Elle avait voulu habiller les enfants comme des chanteurs de rues. Le petit garçon était coiffé d’une sorte de turban rouge et blanc: il représentait un Turc. Manquant d’étoffe pour faire un costume à Lena, Katerina Ivanovna lui avait simplement mis sur la tête le bonnet de laine tricoté (il avait la forme d’un casque) du défunt Semion Zakharovitch, s’étant bornée à le garnir d’une plume d’autruche blanche qui avait appartenu à sa grand-mère et qu’elle conservait jusqu’ici dans son coffre comme une relique de famille. Poletchka, elle, portait sa robe habituelle; elle regardait sa mère d’un air timide et affolé et ne la quittait pas d’une semelle. Elle essayait de lui cacher ses larmes, elle devinait qu’elle n’avait plus toute sa raison et semblait épouvantée de se trouver dans la rue au milieu de cette foule. Quant à Sonia, elle s’était attachée à Katerina Ivanovna et la suppliait en pleurant de rentrer chez elle. Mais celle-ci restait inflexible.

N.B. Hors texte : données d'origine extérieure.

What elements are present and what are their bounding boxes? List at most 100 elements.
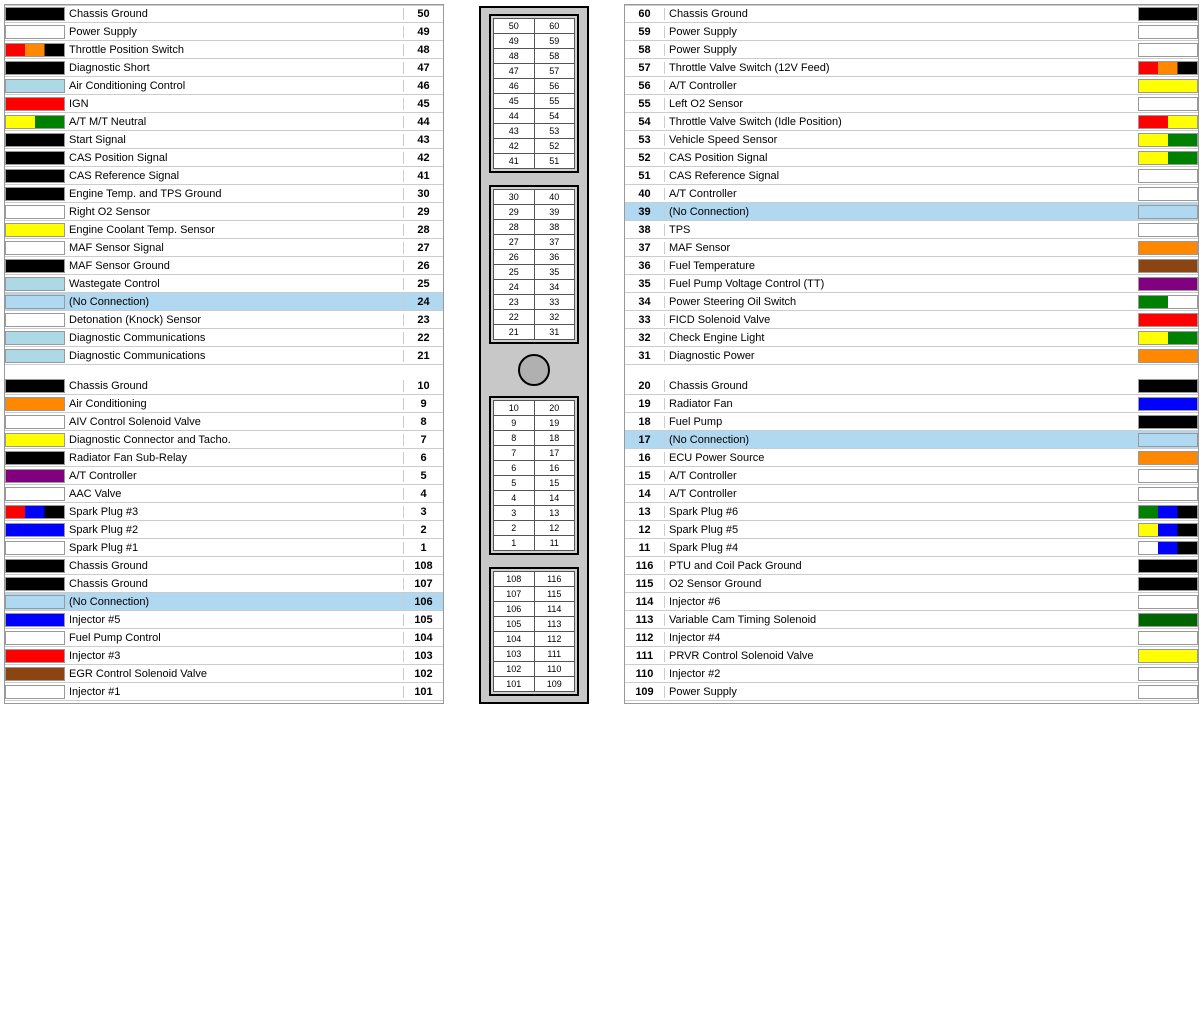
- pin-number: 41: [403, 170, 443, 182]
- pin-label: Injector #3: [65, 650, 403, 662]
- right-pin-row: 112Injector #4: [625, 629, 1198, 647]
- rpin-label: Fuel Pump: [665, 416, 1138, 428]
- rpin-number: 57: [625, 62, 665, 74]
- pin-label: Power Supply: [65, 26, 403, 38]
- color-swatch: [5, 397, 65, 411]
- color-swatch: [5, 295, 65, 309]
- right-pin-row: 109Power Supply: [625, 683, 1198, 701]
- left-pin-row: AAC Valve4: [5, 485, 443, 503]
- right-pin-row: 32Check Engine Light: [625, 329, 1198, 347]
- rpin-swatch: [1138, 151, 1198, 165]
- left-pin-row: MAF Sensor Ground26: [5, 257, 443, 275]
- right-pin-row: 110Injector #2: [625, 665, 1198, 683]
- right-pin-row: 56A/T Controller: [625, 77, 1198, 95]
- rpin-label: Chassis Ground: [665, 8, 1138, 20]
- right-pin-row: 17(No Connection): [625, 431, 1198, 449]
- rpin-swatch: [1138, 97, 1198, 111]
- left-pin-row: Diagnostic Short47: [5, 59, 443, 77]
- pin-number: 6: [403, 452, 443, 464]
- rpin-label: Chassis Ground: [665, 380, 1138, 392]
- pin-number: 42: [403, 152, 443, 164]
- right-pin-row: 12Spark Plug #5: [625, 521, 1198, 539]
- right-pin-row: 40A/T Controller: [625, 185, 1198, 203]
- rpin-swatch: [1138, 277, 1198, 291]
- right-pin-row: 34Power Steering Oil Switch: [625, 293, 1198, 311]
- rpin-swatch: [1138, 43, 1198, 57]
- rpin-swatch: [1138, 379, 1198, 393]
- pin-number: 23: [403, 314, 443, 326]
- pin-label: Detonation (Knock) Sensor: [65, 314, 403, 326]
- rpin-number: 53: [625, 134, 665, 146]
- rpin-number: 116: [625, 560, 665, 572]
- color-swatch: [5, 559, 65, 573]
- left-pin-row: Wastegate Control25: [5, 275, 443, 293]
- rpin-label: Check Engine Light: [665, 332, 1138, 344]
- rpin-swatch: [1138, 541, 1198, 555]
- rpin-label: PTU and Coil Pack Ground: [665, 560, 1138, 572]
- rpin-swatch: [1138, 295, 1198, 309]
- pin-number: 48: [403, 44, 443, 56]
- color-swatch: [5, 649, 65, 663]
- right-pin-row: 60Chassis Ground: [625, 5, 1198, 23]
- rpin-label: O2 Sensor Ground: [665, 578, 1138, 590]
- pin-number: 50: [403, 8, 443, 20]
- pin-number: 5: [403, 470, 443, 482]
- rpin-label: FICD Solenoid Valve: [665, 314, 1138, 326]
- rpin-label: Power Supply: [665, 686, 1138, 698]
- pin-label: AIV Control Solenoid Valve: [65, 416, 403, 428]
- rpin-number: 56: [625, 80, 665, 92]
- color-swatch: [5, 685, 65, 699]
- right-pin-row: 54Throttle Valve Switch (Idle Position): [625, 113, 1198, 131]
- rpin-number: 37: [625, 242, 665, 254]
- rpin-label: Throttle Valve Switch (Idle Position): [665, 116, 1138, 128]
- rpin-number: 111: [625, 650, 665, 662]
- color-swatch: [5, 631, 65, 645]
- color-swatch: [5, 43, 65, 57]
- pin-number: 29: [403, 206, 443, 218]
- pin-label: Injector #5: [65, 614, 403, 626]
- color-swatch: [5, 469, 65, 483]
- rpin-number: 11: [625, 542, 665, 554]
- color-swatch: [5, 313, 65, 327]
- right-pin-row: 59Power Supply: [625, 23, 1198, 41]
- rpin-label: A/T Controller: [665, 488, 1138, 500]
- left-pin-row: CAS Position Signal42: [5, 149, 443, 167]
- rpin-label: Radiator Fan: [665, 398, 1138, 410]
- color-swatch: [5, 259, 65, 273]
- rpin-swatch: [1138, 331, 1198, 345]
- rpin-number: 36: [625, 260, 665, 272]
- rpin-label: A/T Controller: [665, 188, 1138, 200]
- right-pin-row: 31Diagnostic Power: [625, 347, 1198, 365]
- pin-label: AAC Valve: [65, 488, 403, 500]
- rpin-swatch: [1138, 649, 1198, 663]
- right-pin-row: 36Fuel Temperature: [625, 257, 1198, 275]
- rpin-number: 113: [625, 614, 665, 626]
- color-swatch: [5, 331, 65, 345]
- rpin-swatch: [1138, 685, 1198, 699]
- pin-number: 44: [403, 116, 443, 128]
- left-pin-row: Diagnostic Communications21: [5, 347, 443, 365]
- rpin-swatch: [1138, 61, 1198, 75]
- right-pin-row: 38TPS: [625, 221, 1198, 239]
- pin-number: 101: [403, 686, 443, 698]
- pin-number: 21: [403, 350, 443, 362]
- pin-label: Air Conditioning: [65, 398, 403, 410]
- rpin-number: 59: [625, 26, 665, 38]
- pin-number: 105: [403, 614, 443, 626]
- color-swatch: [5, 205, 65, 219]
- rpin-swatch: [1138, 487, 1198, 501]
- pin-label: (No Connection): [65, 596, 403, 608]
- left-pin-row: Injector #5105: [5, 611, 443, 629]
- rpin-label: A/T Controller: [665, 80, 1138, 92]
- pin-number: 27: [403, 242, 443, 254]
- rpin-swatch: [1138, 667, 1198, 681]
- color-swatch: [5, 241, 65, 255]
- right-pin-row: 37MAF Sensor: [625, 239, 1198, 257]
- right-pin-row: 114Injector #6: [625, 593, 1198, 611]
- right-pin-row: 33FICD Solenoid Valve: [625, 311, 1198, 329]
- pin-number: 7: [403, 434, 443, 446]
- rpin-swatch: [1138, 313, 1198, 327]
- right-pin-row: 111PRVR Control Solenoid Valve: [625, 647, 1198, 665]
- pin-label: Diagnostic Connector and Tacho.: [65, 434, 403, 446]
- pin-grid: 1020919818717616515414313212111: [489, 396, 579, 555]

– Assez, Sonia! tais-toi, criait-elle haletante et interrompue par la toux. Tu ne sais pas ce que tu demandes. On dirait une enfant. Je t’ai déjà dit que je ne retournerai pas chez cette ivrognesse d’Allemande. Que tout le monde, que tout Pétersbourg voie mendier les enfants d’un noble père qui a loyalement et fidèlement servi toute sa vie et est mort pour ainsi dire à son poste. (Katerina Ivanovna avait déjà réussi à composer cette légende et à y croire aveuglément.) Que ce vaurien de général voie tout cela! Puis tu es vraiment sotte, Sonia. Comment mangerions-nous à présent? Nous t’avons assez exploitée, je ne veux plus de cela! Ah, Rodion Romanovitch, c’est vous? s’écria-t-elle en apercevant Raskolnikov, et elle se précipita vers lui. Expliquez, je vous prie, à cette petite sotte que j’ai pris le parti le plus sage! On fait bien l’aumône aux joueurs de viole; nous, nous serons tout de suite identifiés, on reconnaîtra en nous une malheureuse famille noble tombée dans la misère et cet affreux général perdra sa place, vous verrez cela. Nous irons tous les jours nous placer sous ses fenêtres et quand l’empereur passera, je me jetterai à ses genoux et je lui montrerai mes enfants. «Défends-nous, sire!» dirai-je. Il est le père des orphelins et il est miséricordieux, vous verrez, il nous protégera, et cet affreux général… Lena! tenez-vous droite [91]. Toi, Kolia, tu vas te remettre à danser tout de suite. Qu’as-tu encore à pleurnicher, mais de quoi donc as-tu peur, petit sot? Seigneur, que faire avec eux? Rodion Romanovitch, si vous saviez comme ils sont bêtes! Et elle lui montrait, les larmes aux yeux (ce qui ne l’empêchait pas de parler sans relâche), ses enfants éplorés. Raskolnikov chercha à la convaincre de regagner son logis et lui fit observer, pensant agir sur son amour-propre, qu’il n’était pas convenable de traîner dans les rues comme les joueurs d’orgue de Barbarie quand on se préparait à être directrice d’un pensionnat pour jeunes filles nobles.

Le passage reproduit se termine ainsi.